- Genre: Documentary
- Written by: Nigel Henbest, Billie Pink
- Directed by: Yavar Abbas
- Starring: Alec Baldwin Sean Pertwee Paul Essiembre
- Narrated by: Alec Baldwin (US) Sean Pertwee (UK) Paul Essiembre (Canada)
- Music by: Anne Nikitin Ty Unwin
- Country of origin: United States
- Original language: English

Production
- Producers: Yavar Abbas John Vandervelde
- Editors: Zeliha Bozkurt Benjamin Casper Benedict Jackson
- Running time: 91 minutes
- Production companies: Handel Productions National Geographic Channel Pioneer Productions

Original release
- Release: December 7, 2008

= Journey to the Edge of the Universe =

Journey to the Edge of the Universe is a documentary film broadcast on National Geographic and the Discovery Channel. It depicts a simulated space journey from Earth to the edge of the universe. The US edition was narrated by Alec Baldwin and the UK edition by Sean Pertwee.
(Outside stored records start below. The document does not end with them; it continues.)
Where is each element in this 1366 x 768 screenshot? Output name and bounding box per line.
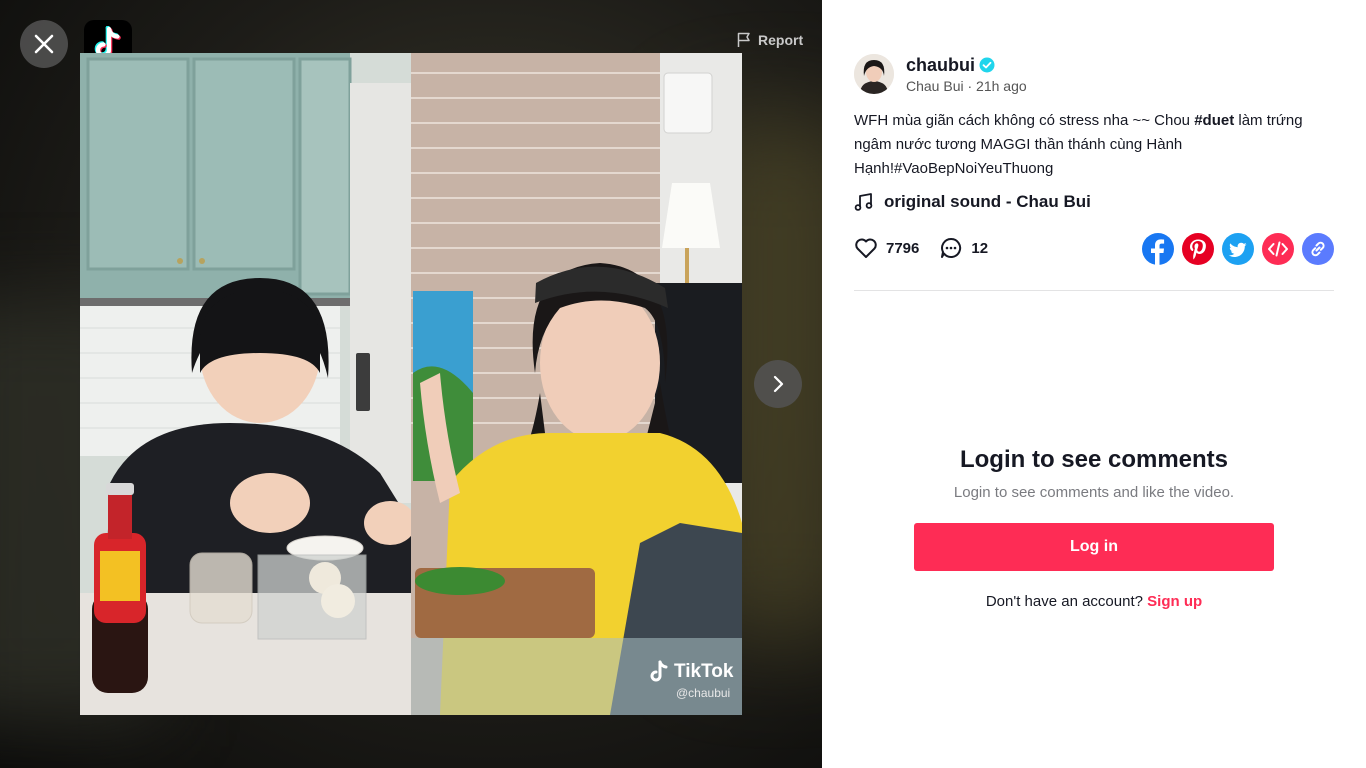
share-buttons: [1142, 233, 1334, 265]
avatar-image: [854, 54, 894, 94]
author-display-name: Chau Bui: [906, 77, 964, 94]
hashtag-link[interactable]: #VaoBepNoiYeuThuong: [894, 160, 1053, 177]
watermark-handle: @chaubui: [676, 686, 731, 700]
login-button[interactable]: Log in: [914, 523, 1274, 571]
video-info-panel: chaubui Chau Bui · 21h ago WFH mùa giãn …: [822, 0, 1366, 768]
twitter-icon: [1228, 242, 1247, 257]
video-frame: [80, 53, 742, 715]
facebook-icon: [1151, 239, 1165, 265]
verified-badge-icon: [979, 57, 995, 73]
pinterest-icon: [1190, 239, 1206, 260]
video-player[interactable]: [80, 53, 742, 715]
like-button[interactable]: 7796: [854, 237, 919, 259]
avatar[interactable]: [854, 54, 894, 94]
comment-icon: [941, 237, 962, 258]
share-facebook-button[interactable]: [1142, 233, 1174, 265]
author-meta: Chau Bui · 21h ago: [906, 78, 1027, 94]
meta-separator: ·: [963, 77, 977, 94]
signup-row: Don't have an account? Sign up: [914, 593, 1274, 610]
chevron-right-icon: [773, 375, 784, 393]
description-text: WFH mùa giãn cách không có stress nha ~~…: [854, 112, 1195, 129]
like-count: 7796: [886, 239, 920, 257]
signup-prompt: Don't have an account?: [985, 593, 1143, 610]
divider: [854, 290, 1334, 291]
embed-icon: [1268, 241, 1288, 257]
author-info[interactable]: chaubui Chau Bui · 21h ago: [854, 54, 1027, 94]
comments-login-prompt: Login to see comments Login to see comme…: [914, 446, 1274, 610]
flag-icon: [737, 32, 750, 47]
hashtag-link[interactable]: #duet: [1194, 112, 1234, 129]
video-watermark: TikTok @chaubui: [648, 660, 733, 700]
tiktok-note-icon: [650, 660, 668, 682]
share-twitter-button[interactable]: [1222, 233, 1254, 265]
music-note-icon: [854, 193, 873, 211]
comment-count: 12: [971, 239, 989, 257]
sound-link[interactable]: original sound - Chau Bui: [854, 192, 1091, 212]
close-icon: [34, 34, 54, 54]
login-title: Login to see comments: [959, 446, 1229, 473]
video-stage: Report TikTok @chaubui: [0, 0, 822, 768]
engagement-stats: 7796 12: [854, 236, 988, 260]
watermark-brand: TikTok: [674, 661, 734, 682]
login-subtitle: Login to see comments and like the video…: [953, 484, 1235, 501]
report-label: Report: [758, 32, 804, 48]
video-description: WFH mùa giãn cách không có stress nha ~~…: [854, 109, 1344, 181]
share-copy-link-button[interactable]: [1302, 233, 1334, 265]
share-embed-button[interactable]: [1262, 233, 1294, 265]
post-time: 21h ago: [976, 77, 1027, 94]
close-button[interactable]: [20, 20, 68, 68]
heart-icon: [855, 238, 877, 258]
sound-label: original sound - Chau Bui: [884, 192, 1091, 211]
next-video-button[interactable]: [754, 360, 802, 408]
share-pinterest-button[interactable]: [1182, 233, 1214, 265]
signup-link[interactable]: Sign up: [1147, 593, 1202, 610]
comment-button[interactable]: 12: [939, 236, 988, 260]
report-button[interactable]: Report: [736, 32, 803, 48]
link-icon: [1311, 241, 1325, 257]
author-username[interactable]: chaubui: [906, 55, 975, 76]
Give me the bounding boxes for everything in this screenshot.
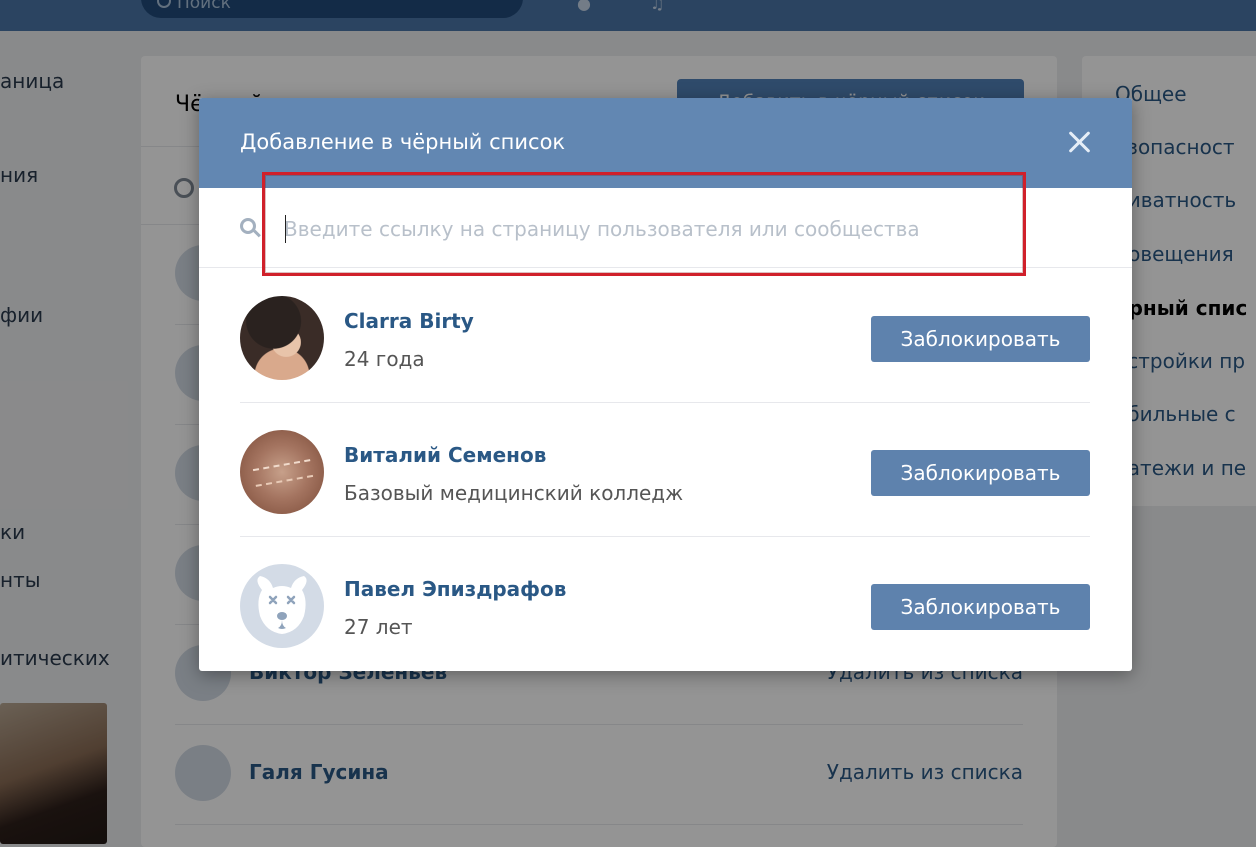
modal-header: Добавление в чёрный список — [199, 98, 1132, 188]
close-icon[interactable] — [1066, 128, 1094, 156]
result-name[interactable]: Павел Эпиздрафов — [344, 577, 566, 601]
avatar[interactable] — [240, 430, 324, 514]
search-result-item: Виталий Семенов Базовый медицинский колл… — [240, 403, 1090, 537]
default-dog-avatar-icon — [257, 576, 307, 634]
text-caret — [285, 215, 286, 243]
search-result-item: Павел Эпиздрафов 27 лет Заблокировать — [240, 537, 1090, 671]
result-subtitle: Базовый медицинский колледж — [344, 481, 684, 505]
modal-title: Добавление в чёрный список — [240, 130, 566, 154]
result-subtitle: 24 года — [344, 347, 425, 371]
block-button[interactable]: Заблокировать — [871, 584, 1090, 630]
block-button[interactable]: Заблокировать — [871, 316, 1090, 362]
result-name[interactable]: Clarra Birty — [344, 309, 474, 333]
modal-search-row — [199, 188, 1132, 268]
avatar[interactable] — [240, 296, 324, 380]
avatar[interactable] — [240, 564, 324, 648]
block-button[interactable]: Заблокировать — [871, 450, 1090, 496]
sand-writing-image — [252, 459, 314, 487]
search-icon — [240, 218, 261, 238]
link-search-input[interactable] — [284, 206, 1084, 252]
result-name[interactable]: Виталий Семенов — [344, 443, 546, 467]
add-to-blacklist-modal: Добавление в чёрный список Clarra Birty … — [199, 98, 1132, 671]
search-result-item: Clarra Birty 24 года Заблокировать — [240, 269, 1090, 403]
result-subtitle: 27 лет — [344, 615, 413, 639]
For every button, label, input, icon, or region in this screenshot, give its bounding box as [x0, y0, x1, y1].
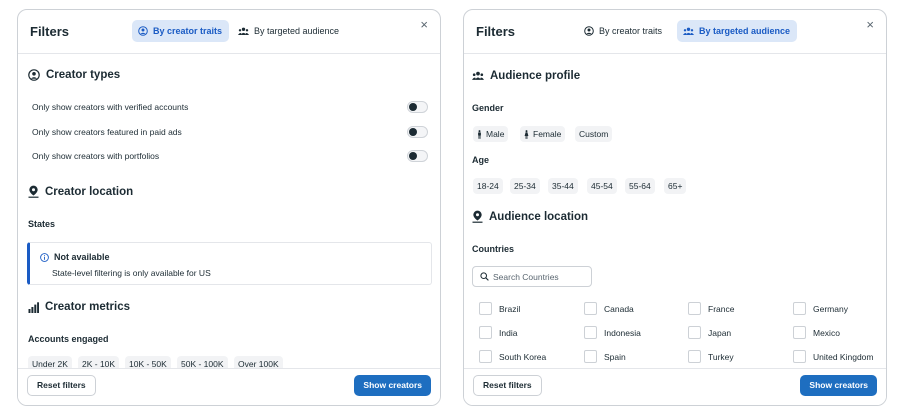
people-icon — [238, 27, 249, 36]
country-option-canada[interactable]: Canada — [584, 302, 634, 315]
show-creators-button[interactable]: Show creators — [354, 375, 431, 396]
gender-label: Gender — [472, 103, 504, 113]
gender-chip-male[interactable]: Male — [473, 126, 509, 142]
dialog-title: Filters — [30, 24, 70, 39]
age-label: Age — [472, 155, 490, 165]
age-chip-25-34[interactable]: 25-34 — [510, 178, 540, 194]
notice-title: Not available — [40, 252, 110, 262]
countries-label: Countries — [472, 244, 515, 254]
checkbox[interactable] — [584, 350, 597, 363]
gender-chip-custom[interactable]: Custom — [575, 126, 613, 142]
location-pin-icon — [472, 210, 483, 223]
info-icon — [40, 252, 49, 262]
reset-filters-button[interactable]: Reset filters — [27, 375, 96, 396]
tab-label: By targeted audience — [254, 26, 340, 36]
people-icon — [472, 71, 484, 81]
tab-label: By creator traits — [153, 26, 223, 36]
checkbox[interactable] — [584, 302, 597, 315]
option-label-paid-ads: Only show creators featured in paid ads — [32, 127, 182, 137]
country-option-india[interactable]: India — [479, 326, 517, 339]
tab-targeted-audience[interactable]: By targeted audience — [677, 20, 798, 42]
dialog-header: Filters By creator traits By targeted au… — [18, 10, 440, 54]
toggle-verified[interactable] — [407, 101, 428, 113]
reset-filters-button[interactable]: Reset filters — [473, 375, 542, 396]
person-circle-icon — [138, 26, 148, 36]
age-chip-35-44[interactable]: 35-44 — [548, 178, 578, 194]
tab-creator-traits[interactable]: By creator traits — [132, 20, 230, 42]
person-circle-icon — [584, 26, 594, 36]
country-option-united-kingdom[interactable]: United Kingdom — [793, 350, 873, 363]
age-chip-55-64[interactable]: 55-64 — [625, 178, 655, 194]
tab-creator-traits[interactable]: By creator traits — [578, 20, 669, 42]
age-chip-65-plus[interactable]: 65+ — [664, 178, 687, 194]
gender-chip-female[interactable]: Female — [520, 126, 566, 142]
section-title-creator-types: Creator types — [28, 69, 120, 81]
toggle-portfolios[interactable] — [407, 150, 428, 162]
search-countries-input[interactable] — [493, 271, 583, 282]
checkbox[interactable] — [479, 302, 492, 315]
bar-chart-icon — [28, 301, 39, 313]
tab-label: By targeted audience — [699, 26, 791, 36]
person-circle-icon — [28, 69, 40, 81]
search-countries-field[interactable] — [472, 266, 592, 287]
country-option-south-korea[interactable]: South Korea — [479, 350, 546, 363]
not-available-notice: Not available State-level filtering is o… — [27, 242, 432, 285]
show-creators-button[interactable]: Show creators — [800, 375, 877, 396]
section-title-audience-profile: Audience profile — [472, 70, 580, 82]
section-title-creator-location: Creator location — [28, 185, 133, 198]
dialog-title: Filters — [476, 24, 516, 39]
age-chip-18-24[interactable]: 18-24 — [473, 178, 503, 194]
country-option-japan[interactable]: Japan — [688, 326, 731, 339]
filters-dialog-creator-traits: Filters By creator traits By targeted au… — [17, 9, 441, 406]
dialog-header: Filters By creator traits By targeted au… — [464, 10, 886, 54]
location-pin-icon — [28, 185, 39, 198]
close-icon[interactable]: × — [420, 18, 428, 31]
checkbox[interactable] — [688, 326, 701, 339]
checkbox[interactable] — [584, 326, 597, 339]
notice-body: State-level filtering is only available … — [52, 268, 211, 278]
toggle-paid-ads[interactable] — [407, 126, 428, 138]
search-icon — [480, 272, 489, 281]
country-option-germany[interactable]: Germany — [793, 302, 848, 315]
country-option-france[interactable]: France — [688, 302, 734, 315]
states-label: States — [28, 219, 56, 229]
checkbox[interactable] — [479, 350, 492, 363]
option-label-portfolios: Only show creators with portfolios — [32, 151, 160, 161]
country-option-turkey[interactable]: Turkey — [688, 350, 734, 363]
male-icon — [477, 129, 482, 139]
country-option-indonesia[interactable]: Indonesia — [584, 326, 641, 339]
checkbox[interactable] — [688, 350, 701, 363]
country-option-brazil[interactable]: Brazil — [479, 302, 520, 315]
tab-targeted-audience[interactable]: By targeted audience — [232, 20, 346, 42]
checkbox[interactable] — [793, 302, 806, 315]
checkbox[interactable] — [688, 302, 701, 315]
dialog-footer: Reset filters Show creators — [18, 368, 440, 405]
accounts-engaged-label: Accounts engaged — [28, 334, 109, 344]
filters-dialog-targeted-audience: Filters By creator traits By targeted au… — [463, 9, 887, 406]
age-chip-45-54[interactable]: 45-54 — [587, 178, 617, 194]
checkbox[interactable] — [793, 326, 806, 339]
checkbox[interactable] — [479, 326, 492, 339]
option-label-verified: Only show creators with verified account… — [32, 102, 189, 112]
dialog-footer: Reset filters Show creators — [464, 368, 886, 405]
female-icon — [524, 129, 529, 139]
section-title-audience-location: Audience location — [472, 210, 588, 223]
people-icon — [683, 27, 694, 36]
tab-label: By creator traits — [599, 26, 663, 36]
section-title-creator-metrics: Creator metrics — [28, 301, 130, 313]
country-option-mexico[interactable]: Mexico — [793, 326, 840, 339]
close-icon[interactable]: × — [866, 18, 874, 31]
checkbox[interactable] — [793, 350, 806, 363]
country-option-spain[interactable]: Spain — [584, 350, 626, 363]
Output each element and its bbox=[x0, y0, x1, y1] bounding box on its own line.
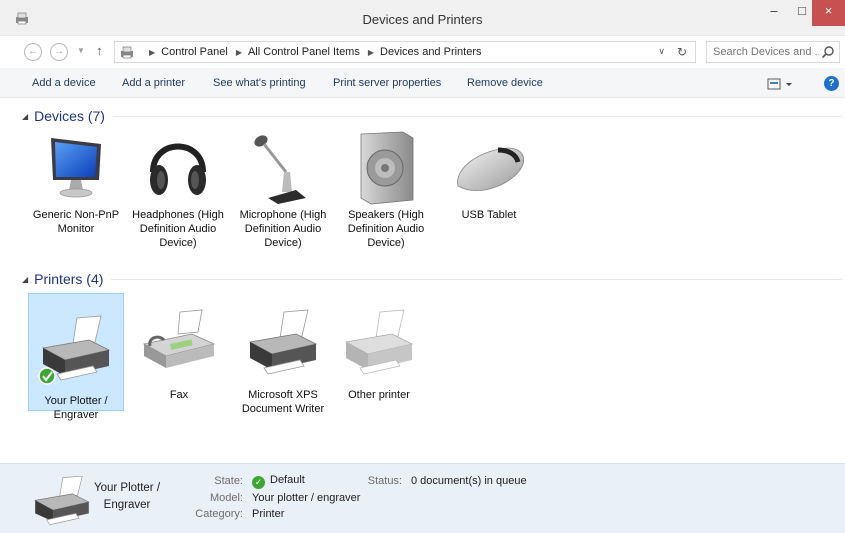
device-item-speakers[interactable]: Speakers (High Definition Audio Device) bbox=[338, 128, 434, 250]
breadcrumb-chevron-icon[interactable]: ▶ bbox=[236, 48, 242, 57]
printer-icon bbox=[248, 309, 318, 375]
breadcrumb-devices-printers[interactable]: Devices and Printers bbox=[380, 46, 482, 58]
remove-device-button[interactable]: Remove device bbox=[467, 77, 543, 89]
default-check-icon: ✓ bbox=[252, 476, 265, 489]
collapse-triangle-icon[interactable]: ◢ bbox=[22, 275, 28, 284]
printer-item-other[interactable]: Other printer bbox=[331, 308, 427, 402]
devices-view: ◢ Devices (7) Generic Non-PnP Monitor He… bbox=[0, 98, 845, 463]
model-value: Your plotter / engraver bbox=[252, 492, 361, 504]
category-label: Category: bbox=[195, 508, 243, 520]
printer-item-your-plotter[interactable]: Your Plotter / Engraver bbox=[28, 293, 124, 421]
up-button[interactable]: ↑ bbox=[96, 43, 103, 58]
address-bar: ← → ▼ ↑ ▶ Control Panel ▶ All Control Pa… bbox=[0, 36, 845, 68]
search-input[interactable] bbox=[707, 42, 819, 62]
details-pane: Your Plotter / Engraver State: ✓ Default … bbox=[0, 463, 845, 533]
devices-group-header[interactable]: ◢ Devices (7) bbox=[22, 108, 842, 124]
see-whats-printing-button[interactable]: See what's printing bbox=[213, 77, 306, 89]
breadcrumb: ▶ Control Panel ▶ All Control Panel Item… bbox=[141, 46, 482, 58]
device-item-microphone[interactable]: Microphone (High Definition Audio Device… bbox=[235, 128, 331, 250]
arrow-up-icon: ↑ bbox=[96, 43, 103, 58]
arrow-right-icon: → bbox=[54, 46, 64, 57]
fax-icon bbox=[142, 309, 216, 368]
printers-group-header[interactable]: ◢ Printers (4) bbox=[22, 271, 842, 287]
forward-button[interactable]: → bbox=[50, 43, 68, 61]
headphones-icon bbox=[150, 143, 206, 195]
printer-icon bbox=[344, 309, 414, 375]
devices-printers-icon bbox=[121, 46, 133, 59]
title-bar: Devices and Printers – □ × bbox=[0, 0, 845, 36]
device-item-monitor[interactable]: Generic Non-PnP Monitor bbox=[28, 128, 124, 236]
arrow-left-icon: ← bbox=[28, 46, 38, 57]
help-icon[interactable]: ? bbox=[824, 76, 839, 91]
back-button[interactable]: ← bbox=[24, 43, 42, 61]
path-box[interactable]: ▶ Control Panel ▶ All Control Panel Item… bbox=[114, 41, 696, 63]
state-value: ✓ Default bbox=[252, 474, 305, 489]
monitor-icon bbox=[51, 138, 101, 198]
printer-item-fax[interactable]: Fax bbox=[131, 308, 227, 402]
device-item-headphones[interactable]: Headphones (High Definition Audio Device… bbox=[130, 128, 226, 250]
print-server-properties-button[interactable]: Print server properties bbox=[333, 77, 441, 89]
printer-icon bbox=[38, 315, 111, 385]
close-button[interactable]: × bbox=[812, 0, 845, 26]
details-device-name: Your Plotter / Engraver bbox=[93, 482, 161, 511]
command-bar: Add a device Add a printer See what's pr… bbox=[0, 68, 845, 98]
change-view-icon[interactable] bbox=[767, 77, 793, 91]
category-value: Printer bbox=[252, 508, 285, 520]
breadcrumb-control-panel[interactable]: Control Panel bbox=[161, 46, 228, 58]
status-label: Status: bbox=[367, 475, 402, 487]
microphone-icon bbox=[254, 135, 306, 204]
refresh-icon[interactable]: ↻ bbox=[677, 45, 687, 59]
model-label: Model: bbox=[209, 492, 243, 504]
minimize-button[interactable]: – bbox=[760, 0, 788, 26]
add-printer-button[interactable]: Add a printer bbox=[122, 77, 185, 89]
recent-locations-dropdown[interactable]: ▼ bbox=[77, 46, 85, 55]
device-item-usb-tablet[interactable]: USB Tablet bbox=[441, 128, 537, 222]
printer-item-xps-writer[interactable]: Microsoft XPS Document Writer bbox=[235, 308, 331, 416]
printer-icon bbox=[34, 476, 90, 526]
state-label: State: bbox=[214, 475, 243, 487]
breadcrumb-all-items[interactable]: All Control Panel Items bbox=[248, 46, 360, 58]
add-device-button[interactable]: Add a device bbox=[32, 77, 96, 89]
collapse-triangle-icon[interactable]: ◢ bbox=[22, 112, 28, 121]
search-box bbox=[706, 41, 840, 63]
speakers-icon bbox=[360, 131, 414, 205]
chevron-down-icon[interactable]: ∨ bbox=[658, 46, 665, 57]
search-icon[interactable] bbox=[821, 45, 835, 59]
window-title: Devices and Printers bbox=[362, 12, 483, 27]
breadcrumb-chevron-icon[interactable]: ▶ bbox=[149, 48, 155, 57]
mouse-icon bbox=[457, 147, 524, 191]
breadcrumb-chevron-icon[interactable]: ▶ bbox=[368, 48, 374, 57]
status-value: 0 document(s) in queue bbox=[411, 475, 527, 487]
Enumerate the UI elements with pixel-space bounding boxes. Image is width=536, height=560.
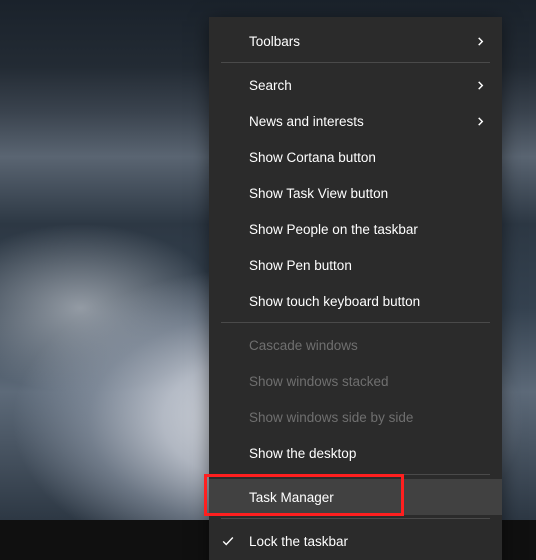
menu-item-show-pen-button[interactable]: Show Pen button (209, 247, 502, 283)
menu-item-label: Show windows stacked (249, 374, 488, 389)
chevron-right-icon (472, 77, 488, 93)
menu-item-task-manager[interactable]: Task Manager (209, 479, 502, 515)
chevron-right-icon (472, 113, 488, 129)
menu-item-show-task-view-button[interactable]: Show Task View button (209, 175, 502, 211)
desktop-background: Toolbars Search News and interests Show Cor… (0, 0, 536, 560)
menu-item-show-people-on-the-taskbar[interactable]: Show People on the taskbar (209, 211, 502, 247)
menu-item-lock-the-taskbar[interactable]: Lock the taskbar (209, 523, 502, 559)
menu-item-label: Cascade windows (249, 338, 488, 353)
menu-item-show-touch-keyboard-button[interactable]: Show touch keyboard button (209, 283, 502, 319)
menu-separator (221, 62, 490, 63)
menu-item-show-windows-stacked: Show windows stacked (209, 363, 502, 399)
menu-item-label: News and interests (249, 114, 472, 129)
menu-item-label: Lock the taskbar (249, 534, 488, 549)
menu-separator (221, 322, 490, 323)
menu-item-label: Task Manager (249, 490, 488, 505)
menu-item-label: Show Cortana button (249, 150, 488, 165)
menu-item-label: Show windows side by side (249, 410, 488, 425)
menu-item-label: Show Task View button (249, 186, 488, 201)
menu-item-show-cortana-button[interactable]: Show Cortana button (209, 139, 502, 175)
taskbar-context-menu: Toolbars Search News and interests Show Cor… (209, 17, 502, 560)
menu-item-show-windows-side-by-side: Show windows side by side (209, 399, 502, 435)
chevron-right-icon (472, 33, 488, 49)
menu-item-label: Search (249, 78, 472, 93)
check-icon (220, 533, 236, 549)
menu-separator (221, 518, 490, 519)
menu-separator (221, 474, 490, 475)
menu-item-label: Show Pen button (249, 258, 488, 273)
menu-item-label: Show touch keyboard button (249, 294, 488, 309)
menu-item-label: Show the desktop (249, 446, 488, 461)
menu-item-label: Toolbars (249, 34, 472, 49)
menu-item-show-the-desktop[interactable]: Show the desktop (209, 435, 502, 471)
menu-item-toolbars[interactable]: Toolbars (209, 23, 502, 59)
menu-item-news-and-interests[interactable]: News and interests (209, 103, 502, 139)
menu-item-cascade-windows: Cascade windows (209, 327, 502, 363)
menu-item-search[interactable]: Search (209, 67, 502, 103)
menu-item-label: Show People on the taskbar (249, 222, 488, 237)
The documentary runs 91 minutes and was broadcast on December 7, 2008.

==Synopsis==
The documentary gives the impression of using a single, continuous take to visualize a journey from the Earth to the edge of the Universe, which is explained to be the Big Bang. CGI animation was used to create the film.

==Media==
Both Blu-ray and DVD releases of the documentary were released on 31 March 2009.